Doris Allen (politician)

Doris Allen

For the California political figure, see Doris Allen (politician).
Doris Twitchell Allen (October 8, 1901March 7, 2002) was a noted psychologist and the founder of Children's International Summer Villages. She specialized in development and psychodrama. Her career as a psychologist began as Director of the Field Laboratory at the Child Education Foundation in New York City (1932 - 1935). Moving to Cincinnati, Ohio, she founded and was the initial Director of Psychological Services at Children's Hospital and the Children's Convalescent Home (1936 - 1938). From 1962 until her retirement, she was Professor of Psychology at the University of Cincinnati and Professor of Psychology (Psychodrama) at the University of Maine. She developed the Twitchell-Allen Three-dimensional Personality Test for use in CISV research and clinical practice to portray personality dynamics, irrespective of age or culture.

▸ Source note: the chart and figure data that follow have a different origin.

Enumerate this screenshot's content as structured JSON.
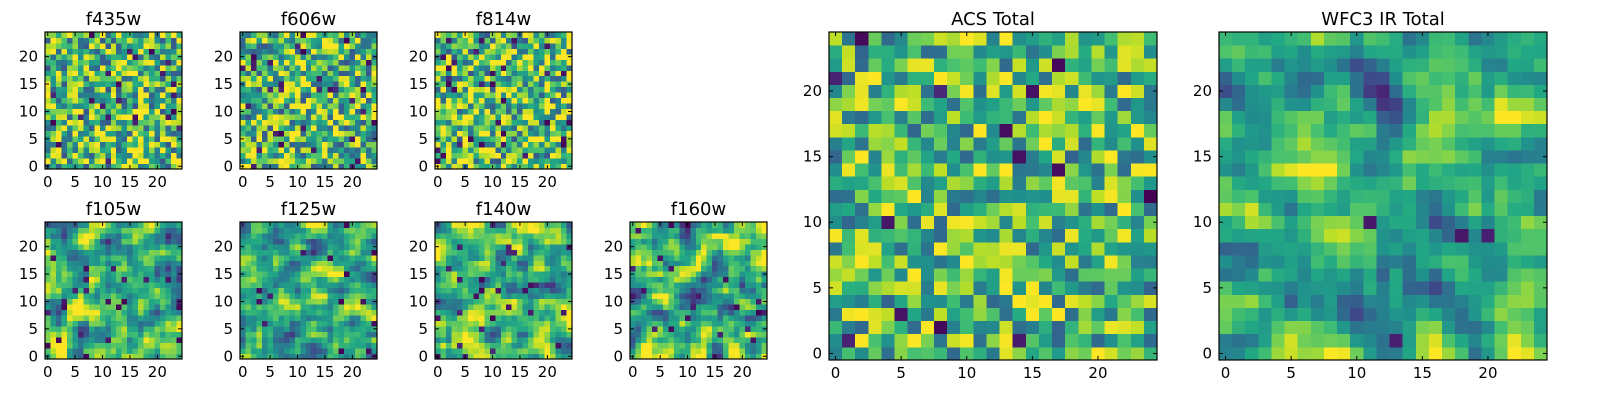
{
  "chart_data": [
    {
      "type": "heatmap",
      "title": "f435w",
      "xticks": [
        0,
        5,
        10,
        15,
        20
      ],
      "yticks": [
        0,
        5,
        10,
        15,
        20
      ],
      "xlim": [
        -0.5,
        24.5
      ],
      "ylim": [
        -0.5,
        24.5
      ],
      "grid_size": 25,
      "colormap": "viridis",
      "grid": false
    },
    {
      "type": "heatmap",
      "title": "f606w",
      "xticks": [
        0,
        5,
        10,
        15,
        20
      ],
      "yticks": [
        0,
        5,
        10,
        15,
        20
      ],
      "xlim": [
        -0.5,
        24.5
      ],
      "ylim": [
        -0.5,
        24.5
      ],
      "grid_size": 25,
      "colormap": "viridis",
      "grid": false
    },
    {
      "type": "heatmap",
      "title": "f814w",
      "xticks": [
        0,
        5,
        10,
        15,
        20
      ],
      "yticks": [
        0,
        5,
        10,
        15,
        20
      ],
      "xlim": [
        -0.5,
        24.5
      ],
      "ylim": [
        -0.5,
        24.5
      ],
      "grid_size": 25,
      "colormap": "viridis",
      "grid": false
    },
    {
      "type": "heatmap",
      "title": "f105w",
      "xticks": [
        0,
        5,
        10,
        15,
        20
      ],
      "yticks": [
        0,
        5,
        10,
        15,
        20
      ],
      "xlim": [
        -0.5,
        24.5
      ],
      "ylim": [
        -0.5,
        24.5
      ],
      "grid_size": 25,
      "colormap": "viridis",
      "grid": false
    },
    {
      "type": "heatmap",
      "title": "f125w",
      "xticks": [
        0,
        5,
        10,
        15,
        20
      ],
      "yticks": [
        0,
        5,
        10,
        15,
        20
      ],
      "xlim": [
        -0.5,
        24.5
      ],
      "ylim": [
        -0.5,
        24.5
      ],
      "grid_size": 25,
      "colormap": "viridis",
      "grid": false
    },
    {
      "type": "heatmap",
      "title": "f140w",
      "xticks": [
        0,
        5,
        10,
        15,
        20
      ],
      "yticks": [
        0,
        5,
        10,
        15,
        20
      ],
      "xlim": [
        -0.5,
        24.5
      ],
      "ylim": [
        -0.5,
        24.5
      ],
      "grid_size": 25,
      "colormap": "viridis",
      "grid": false
    },
    {
      "type": "heatmap",
      "title": "f160w",
      "xticks": [
        0,
        5,
        10,
        15,
        20
      ],
      "yticks": [
        0,
        5,
        10,
        15,
        20
      ],
      "xlim": [
        -0.5,
        24.5
      ],
      "ylim": [
        -0.5,
        24.5
      ],
      "grid_size": 25,
      "colormap": "viridis",
      "grid": false
    },
    {
      "type": "heatmap",
      "title": "ACS Total",
      "xticks": [
        0,
        5,
        10,
        15,
        20
      ],
      "yticks": [
        0,
        5,
        10,
        15,
        20
      ],
      "xlim": [
        -0.5,
        24.5
      ],
      "ylim": [
        -0.5,
        24.5
      ],
      "grid_size": 25,
      "colormap": "viridis",
      "grid": false
    },
    {
      "type": "heatmap",
      "title": "WFC3 IR Total",
      "xticks": [
        0,
        5,
        10,
        15,
        20
      ],
      "yticks": [
        0,
        5,
        10,
        15,
        20
      ],
      "xlim": [
        -0.5,
        24.5
      ],
      "ylim": [
        -0.5,
        24.5
      ],
      "grid_size": 25,
      "colormap": "viridis",
      "grid": false
    }
  ],
  "colors": {
    "viridis": [
      "#440154",
      "#3b528b",
      "#21918c",
      "#5ec962",
      "#fde725"
    ],
    "axes": "#000000",
    "background": "#ffffff"
  }
}
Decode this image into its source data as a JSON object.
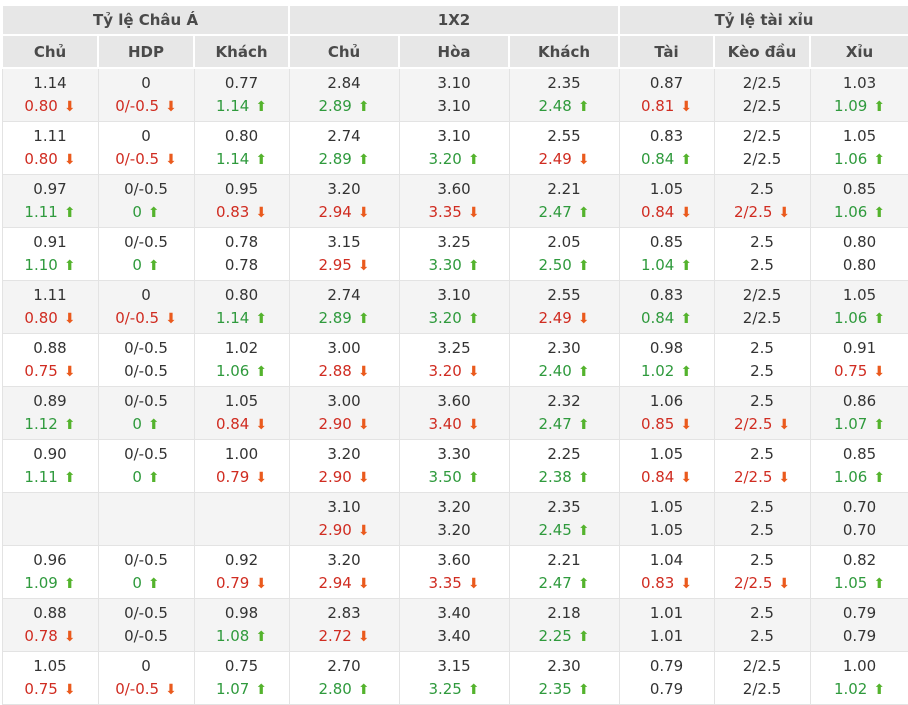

She was married to Erastus S. Allen, a lawyer for Proctor and Gamble. Doris Allen had received four honorary doctorates for her international peace work in CISV and as a child psychologist. Her success in international exchange was recognized in 1956 when she was appointed a Member of the White House Conference of 100, which organized an international people-to-people programme.

The Doris Twitchell Allen Village (DTAV) student accommodation blocks at the University of Maine were named after her.